Outra noite, um casal de amigos queridos (num lugar de nome "esperança", vejam só) comentava como havia tentado promover um evento gratuito de cinema, e como o público era desrespeitoso - as pessoas chegavam atrasadas e saíam sem cerimônia no meio da sessão. Pode ser porque os filmes não agradassem, mas provavelmente teve a ver também com o fato de a maioria não estar preparada para receber algo gratuitamente. Por incrível que pareça, receber é uma tarefa difícil, porque pressupõe confiar, atribuir valor a quem concede (mesmo que nada seja pedido). Afinal, por que valorizar o que vem de graça, perder a oportunidade de mostrar o poder de compra, de conquista - a disputa? Quem concede deve estar querendo algo em troca, não está? Não mesmo?
Eu não sou nenhuma Madre Teresa, mas acredito, como um certo profeta das ruas cariocas, que gentileza gera gentileza. E assim já fui atropelada várias vezes pela desconfiança alheia - está sorrindo por quê? Desse jeitinho mesmo, quase uma bofetada que faz o choro subir aos olhos. Por outro lado, já fui agraciada por gente que encontrei uma só vez antes de nos separarmos na poeira dos caminhos. 
Sim, devemos ter cuidado, ser menos ingênuos, desconfiar mais - e as pessoas "capazes de tudo" que encontro por aí não me deixam esquecer disso. Mas (e também já disse isso), como quero uma bagagem leve para ir mais longe, deixo para trás o rinoceronte em surto e fico com a pluma.

terça-feira, 14 de fevereiro de 2012

Para onde vão os noias?

Nos últimos tempos, pelo menos duas ações político-eleitoreiras deram na cara sua morte despudorada na praia. Uma delas foi a tal da lei da faixa de pedestres - se durante duas semanas assistimos a uma certa confusão no trânsito, entre a meia dúzia de motoristas seguidores da lei, os demais que consideravam tudo babaquice e os pedestres assustados, que não sabiam se podiam ou não atravessar, hoje não há motorista que se digne a olhar para o lado na hora de meter o pé no acelerador em cima da faixa de travessia.
A outra ação eleitoreira tem efeitos muito mais graves.

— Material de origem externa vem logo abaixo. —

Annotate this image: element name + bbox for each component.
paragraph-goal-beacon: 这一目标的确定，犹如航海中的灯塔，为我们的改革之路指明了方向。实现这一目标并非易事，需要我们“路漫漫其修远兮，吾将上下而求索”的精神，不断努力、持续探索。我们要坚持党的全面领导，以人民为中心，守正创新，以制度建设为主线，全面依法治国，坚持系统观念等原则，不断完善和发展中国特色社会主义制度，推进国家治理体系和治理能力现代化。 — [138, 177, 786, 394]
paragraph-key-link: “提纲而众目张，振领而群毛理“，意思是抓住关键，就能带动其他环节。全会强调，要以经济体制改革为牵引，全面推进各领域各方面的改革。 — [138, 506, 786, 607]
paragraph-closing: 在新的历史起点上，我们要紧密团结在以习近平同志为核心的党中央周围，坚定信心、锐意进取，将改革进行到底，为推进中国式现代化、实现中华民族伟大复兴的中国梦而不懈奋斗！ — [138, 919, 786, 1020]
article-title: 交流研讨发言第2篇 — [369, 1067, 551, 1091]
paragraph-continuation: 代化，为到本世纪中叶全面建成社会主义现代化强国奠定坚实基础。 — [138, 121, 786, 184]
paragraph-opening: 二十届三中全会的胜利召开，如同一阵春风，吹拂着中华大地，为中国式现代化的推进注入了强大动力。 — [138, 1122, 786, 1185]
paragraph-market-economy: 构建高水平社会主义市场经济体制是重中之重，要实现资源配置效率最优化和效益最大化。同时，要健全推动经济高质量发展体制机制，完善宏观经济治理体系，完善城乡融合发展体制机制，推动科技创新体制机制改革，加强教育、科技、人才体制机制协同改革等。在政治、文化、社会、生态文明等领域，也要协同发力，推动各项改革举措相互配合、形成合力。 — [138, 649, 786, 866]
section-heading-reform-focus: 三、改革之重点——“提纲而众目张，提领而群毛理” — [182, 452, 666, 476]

A prefeitura de São Paulo tinha já, no primeiro mandato de Kassab, expulsado os noias da Cracolândia clássica, no Jardim da Luz, para os Campos Elíseos, a fim de restabelecer o antigo (bem antigo) glamour da região, que foi aparelhada com a Sala São Paulo e o Museu da Língua Portuguesa, além de reformas na Pinacoteca do Estado e na estação da Luz. Agora o governo estadual resolveu contribuir, enxotando os noias para todos os cantos da cidade.
Já perceberam como não se fala mais na heroica ação policial? Pois eu digo a vocês que em plena luz do dia é possível cruzar com grupos de mortos vivos em várias ruas do centro, da República, Santa Cecília, Consolação e - tremeis, bem-aventurados - Higienópolis. Um dia desses, indo levar roupas à tinturaria, vi meia dúzia de pessoas fumando crack na alameda Nothman, por volta das 11h, enquanto os seguranças da Funarte e os lojistas apenas assistiam à cena.
E agora, Geraldo? Que me diz, Gilberto? Dispersos os noias, dissipou-se o problema? Mais me parece que essa dispersão geográfica só vai ampliar a área de atuação dos traficantes, fazer mais vítimas do vício e reduzir cada vez mais a liberdade de ir e vir dos outros cidadãos.